This is my father’s world
When I heard our church organist play “This Is My Father’s World” as part of her prelude a couple of weeks ago it brought back vivid memories. When I was young, I went to church camp. Each morning and each evening we had a prayer service – they were called matins and vespers. The matins were the morning version while vespers were the evening counterpart. The services were held outdoors, weather permitting.
These services were impressive because we sat out on a bluff that had a beautiful view of Lake Erie. Who could doubt that this was God’s world? It never ceased to remind me of what an awesome God we serve.
When I looked into the origin of this song, I found it was written by a minister, Reverend Maltbie D. Babcock. Years after his death, it was set to music by Franklin L. Sheppard. The title was “Terra Beata” – Latin for “blessed earth”.
Babcock was known as an “outstanding Presbyterian minister and a skilled musician”. While pastoring in nearby Lockport, NY, he was in the habit of taking a daily morning walk. He frequently said, “I am going out to see my Father’s World.”
How many of us have been influenced by the beauty around us? How many of us take the time to enjoy nature?
Let us look at the words in the first verse. “This is my Father’s world, and to my listening ears all nature sings, and round me rings the music of the spheres.” If we listen, we hear God in the birds that sing and the dogs that bark. We hear him in the wind that blows and the storms that travel through this area.
“This is my Father’s world I rest me in the thought of rocks and trees, of skies and seas, his hand the wonders wrought.” With the beauty that we have seen during this last month, we celebrate creation and the wonder of the Lord’s paintbrush.

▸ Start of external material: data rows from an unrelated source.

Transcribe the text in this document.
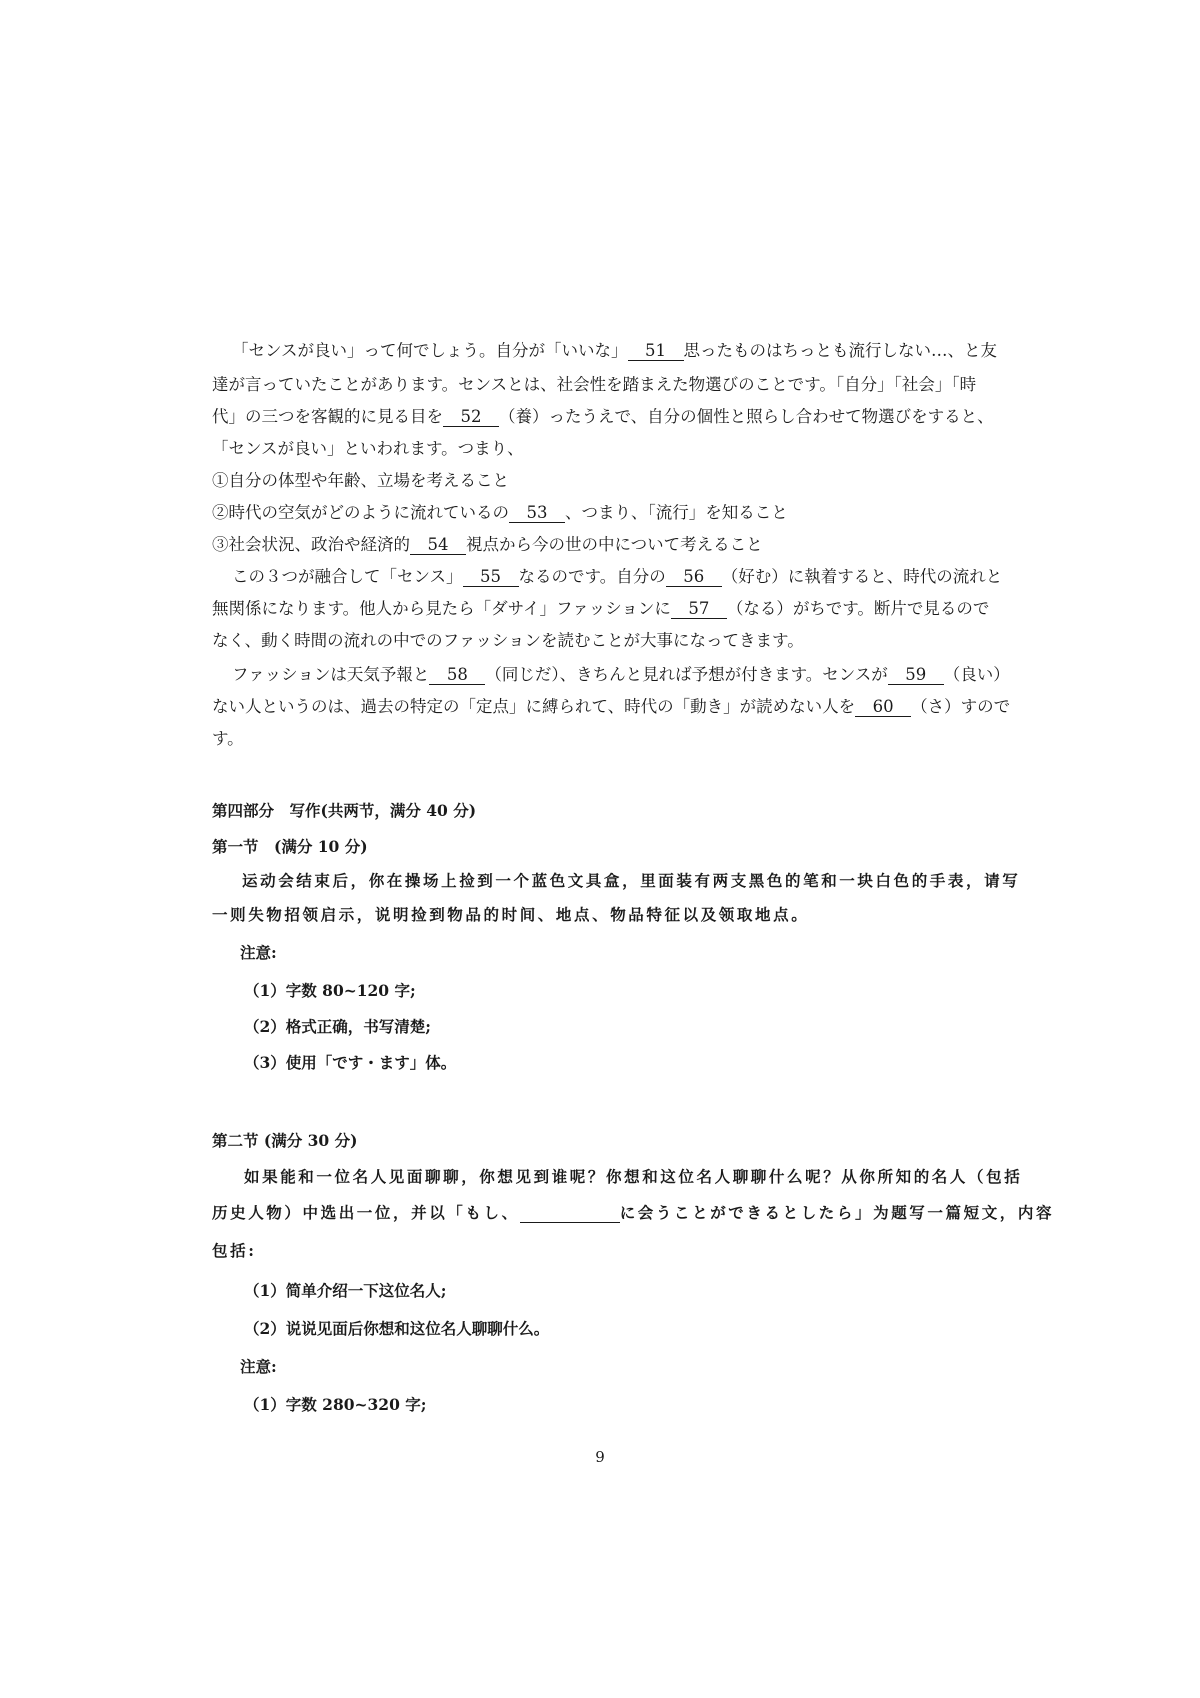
「センスが良い」って何でしょう。自分が「いいな」 51 思ったものはちっとも流行しない…、と友
達が言っていたことがあります。センスとは、社会性を踏まえた物選びのことです。「自分」「社会」「時
代」の三つを客観的に見る目を 52 （養）ったうえで、自分の個性と照らし合わせて物選びをすると、
「センスが良い」といわれます。つまり、
①自分の体型や年齢、立場を考えること
②時代の空気がどのように流れているの 53 、つまり、「流行」を知ること
③社会状況、政治や経済的 54 視点から今の世の中について考えること
この３つが融合して「センス」 55 なるのです。自分の 56 （好む）に執着すると、時代の流れと
無関係になります。他人から見たら「ダサイ」ファッションに 57 （なる）がちです。断片で見るので
なく、動く時間の流れの中でのファッションを読むことが大事になってきます。
ファッションは天気予報と 58 （同じだ）、きちんと見れば予想が付きます。センスが 59 （良い）
ない人というのは、過去の特定の「定点」に縛られて、時代の「動き」が読めない人を 60 （さ）すので
す。
第四部分　写作(共两节，满分 40 分)
第一节　(满分 10 分)
运动会结束后，你在操场上捡到一个蓝色文具盒，里面装有两支黑色的笔和一块白色的手表，请写
一则失物招领启示，说明捡到物品的时间、地点、物品特征以及领取地点。
注意:
（1）字数 80~120 字;
（2）格式正确，书写清楚;
（3）使用「です・ます」体。
第二节 (满分 30 分)
如果能和一位名人见面聊聊，你想见到谁呢？你想和这位名人聊聊什么呢？从你所知的名人（包括
历史人物）中选出一位，并以「もし、	に会うことができるとしたら」为题写一篇短文，内容
包括:
（1）简单介绍一下这位名人;
（2）说说见面后你想和这位名人聊聊什么。
注意:
（1）字数 280~320 字;
9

Whether you are listening or observing you see God’s hand in all of it. Who can doubt that God made everything for our use?
In the second verse of the song, Babcock mentions the creatures and all that the Lord created. It says: “This is my Father’s world, the birds their carols raise. Did you ever think about the bird songs being carols? I did not until I read these words. “The morning light – each day he brings us new opportunities. We can start all over again. The lily-white – even the flowers praise the Lord. “This is my Father’s world: He shines in all that’s fair, in the rustling grass I hear him pass he speaks to me everywhere.” You do not have to be in church to praise the Lord. I find myself offering short prayers often. When I think of someone, I pray for him/her.

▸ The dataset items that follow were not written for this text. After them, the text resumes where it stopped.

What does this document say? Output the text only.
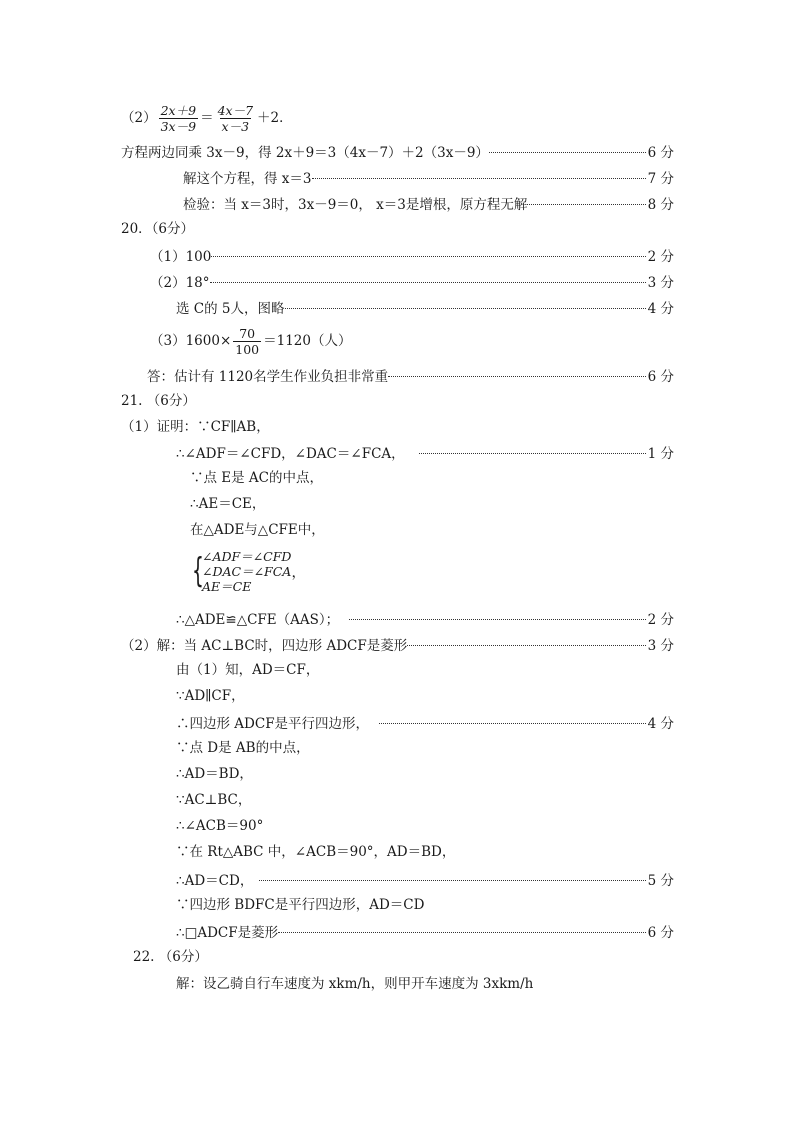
$(2) \frac{2x+9}{3x-9} = \frac{4x-7}{x-3} +2$．
方程两边同乘 3x－9，得 2x＋9＝3（4x－7）＋2（3x－9）	6 分
解这个方程，得 x＝3	7 分
检验：当 x＝3时，3x－9＝0， x＝3是增根，原方程无解	8 分
20．（6分）
（1）100	2 分
（2）18°	3 分
选 C的 5人，图略	4 分
$(3)1600\times \frac{70}{100} =1120$（人）
答：估计有 1120名学生作业负担非常重	6 分
21. （6分）
（1）证明：∵CF∥AB，
∴∠ADF＝∠CFD，∠DAC＝∠FCA，	1 分
∵点 E是 AC的中点，
∴AE＝CE，
在△ADE与△CFE中，
{
∠ADF＝∠CFD
∠DAC＝∠FCA
AE＝CE
，
∴△ADE≌△CFE（AAS）；	2 分
（2）解：当 AC⊥BC时，四边形 ADCF是菱形	3 分
由（1）知，AD＝CF，
∵AD∥CF，
∴四边形 ADCF是平行四边形，	4 分
∵点 D是 AB的中点，
∴AD＝BD，
∵AC⊥BC，
∴∠ACB＝90°
∵在 Rt△ABC 中，∠ACB＝90°，AD＝BD，
∴AD＝CD，	5 分
∵四边形 BDFC是平行四边形，AD＝CD
∴□ADCF是菱形	6 分
22. （6分）
解：设乙骑自行车速度为 xkm/h，则甲开车速度为 3xkm/h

I have heard people say that they can worship God everywhere. That is usually their excuse not to attend church! The church is available to keep us accountable. We commune with others as we worship. We support each other in our faith.
Can’t you just imagine Babcock on his morning walk praising the Lord for everything that he saw and heard! As he looked around, he marveled at his surroundings. Have you heard the Lord pass by when the grass rustles? Have you felt his touch after a prayer?
When I was traveling back and forth to Cleveland, I recall it being really bad weather. Often as I drove, I said a prayer for safety. One time after I prayed, I felt pressure on my shoulder. I knew that was the assurance that the Lord was with me and watching over us.
In verse three Babcock writes: “This is my Father’s world. O let me ne’er forget that though the wrong seems oft so strong, God is the ruler yet. This is my Father’s world: why should my heart be sad?”
When we are faced with a situation the wrong choice often seems like the right choice. When you get a mixed message, – pray before you act. God is the ruler of our life – if we let him be. “The Lord is King, let the heavens ring! God reigns let the earth be glad.”
I have heard the saying, “Let go and let God” – that is a hard concept yet one that all of us need to embrace if God is the ruler of our lives.
As we look around at the painting created by the Lord’s paintbrush remember to praise his name.
It was these familiar hymns that got me through all of my treatment for cancer. I thought about the words and went through them during each and every part of the treatment. They helped me focus on what God was asking me to do.
Tonight, Don and I will work at our church’s, the Akeley United Methodist Church, Harvest Dinner. This dinner is open to the public and runs from 4:30 to 7:00 pm at the church on Akeley Road. Plan to join us for all the traditional Thanksgiving foods. It will be a night of sharing and camaraderie. It will provide a chance to visit with neighbors and friends while you enjoy your meal.
“This Is My Father’s World” rejoice and be glad in it.